As it turns out, when you start discussing projects and use a little bit of elicitation, you can create that feeling of trust and that rapport. And when people start feeling like they’re in similar company, they lose that inhibition to keep things secret. You think: “We’re all computer guys, we’re all hackers, we can talk about our projects and exploits. We’re in good company, people will appreciate it more. We don’t have to be quite as careful, because we’re in good company.”
And so, I realized that with trust and comfort caused by rapport and that feeling of similarity, the information flows really freely, even when one of your principal jobs is to keep things secret. And so, some of the principles of trust value and rapport and other well-established psychological principles that we use for dating at The Art of Charm, can really be used for social engineering purposes. In fact, I would argue that social engineering and dating are pretty similar in a lot of ways; just that one hopefully involves a lot of authenticity, trust and honesty, and the other one involves hijacking your passwords and credit card information. That one is dating, nailed it!

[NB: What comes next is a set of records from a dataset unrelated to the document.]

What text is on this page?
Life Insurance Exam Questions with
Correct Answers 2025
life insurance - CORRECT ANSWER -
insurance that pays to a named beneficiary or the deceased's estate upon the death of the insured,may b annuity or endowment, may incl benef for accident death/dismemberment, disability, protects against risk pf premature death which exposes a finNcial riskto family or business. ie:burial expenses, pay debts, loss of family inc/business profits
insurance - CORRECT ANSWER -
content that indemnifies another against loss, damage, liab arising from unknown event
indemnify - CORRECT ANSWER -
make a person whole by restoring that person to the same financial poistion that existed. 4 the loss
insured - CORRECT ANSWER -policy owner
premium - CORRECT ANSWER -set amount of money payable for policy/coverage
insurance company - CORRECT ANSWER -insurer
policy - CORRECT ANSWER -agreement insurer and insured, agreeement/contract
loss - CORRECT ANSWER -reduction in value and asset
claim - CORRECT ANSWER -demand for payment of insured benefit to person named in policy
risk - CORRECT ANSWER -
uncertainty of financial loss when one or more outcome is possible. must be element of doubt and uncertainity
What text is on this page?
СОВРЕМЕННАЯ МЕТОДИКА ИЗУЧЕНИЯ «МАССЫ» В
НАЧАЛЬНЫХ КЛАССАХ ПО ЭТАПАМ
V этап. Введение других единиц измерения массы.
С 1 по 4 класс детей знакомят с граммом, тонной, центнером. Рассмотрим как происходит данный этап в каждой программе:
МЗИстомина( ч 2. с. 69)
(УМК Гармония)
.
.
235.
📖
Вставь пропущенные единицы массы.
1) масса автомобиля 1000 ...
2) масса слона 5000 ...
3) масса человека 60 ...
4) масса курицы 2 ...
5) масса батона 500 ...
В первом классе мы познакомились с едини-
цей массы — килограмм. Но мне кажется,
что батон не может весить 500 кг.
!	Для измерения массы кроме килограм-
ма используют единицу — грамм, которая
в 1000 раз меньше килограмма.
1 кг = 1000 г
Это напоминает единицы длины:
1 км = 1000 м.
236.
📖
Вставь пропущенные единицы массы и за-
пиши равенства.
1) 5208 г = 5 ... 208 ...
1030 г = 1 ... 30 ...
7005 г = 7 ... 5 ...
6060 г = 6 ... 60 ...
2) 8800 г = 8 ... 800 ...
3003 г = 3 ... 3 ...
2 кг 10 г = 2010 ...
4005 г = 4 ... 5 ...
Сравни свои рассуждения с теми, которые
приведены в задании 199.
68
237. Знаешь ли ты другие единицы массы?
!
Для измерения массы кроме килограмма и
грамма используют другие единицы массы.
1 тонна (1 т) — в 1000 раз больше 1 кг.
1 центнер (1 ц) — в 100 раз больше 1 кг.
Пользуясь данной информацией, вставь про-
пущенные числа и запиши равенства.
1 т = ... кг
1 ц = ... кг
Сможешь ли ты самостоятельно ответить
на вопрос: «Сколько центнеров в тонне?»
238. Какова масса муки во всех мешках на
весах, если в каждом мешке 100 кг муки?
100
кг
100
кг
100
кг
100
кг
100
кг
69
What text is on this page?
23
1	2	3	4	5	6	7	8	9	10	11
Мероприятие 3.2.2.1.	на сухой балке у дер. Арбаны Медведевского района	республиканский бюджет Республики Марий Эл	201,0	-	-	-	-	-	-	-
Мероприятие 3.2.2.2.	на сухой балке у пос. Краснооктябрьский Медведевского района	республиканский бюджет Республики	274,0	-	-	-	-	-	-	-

One of the funniest parts about this, and one of the most sobering parts about this was that I was actually able to reproduce these types of chatter, these types of talk with these guys from MI6 and other organizations that you guys have heard of, who knew when they were talking that what they were talking about was probably not something they should be discussing openly, especially in a public place or wherever we happen to be at the time. You just can’t help yourself: when you’re on a roll, you’re on a roll, and if you mix alcohol in there, then you’ve got a recipe for a disaster, or in my case, for a PowerPoint presentation at DerbyCon, for a keynote.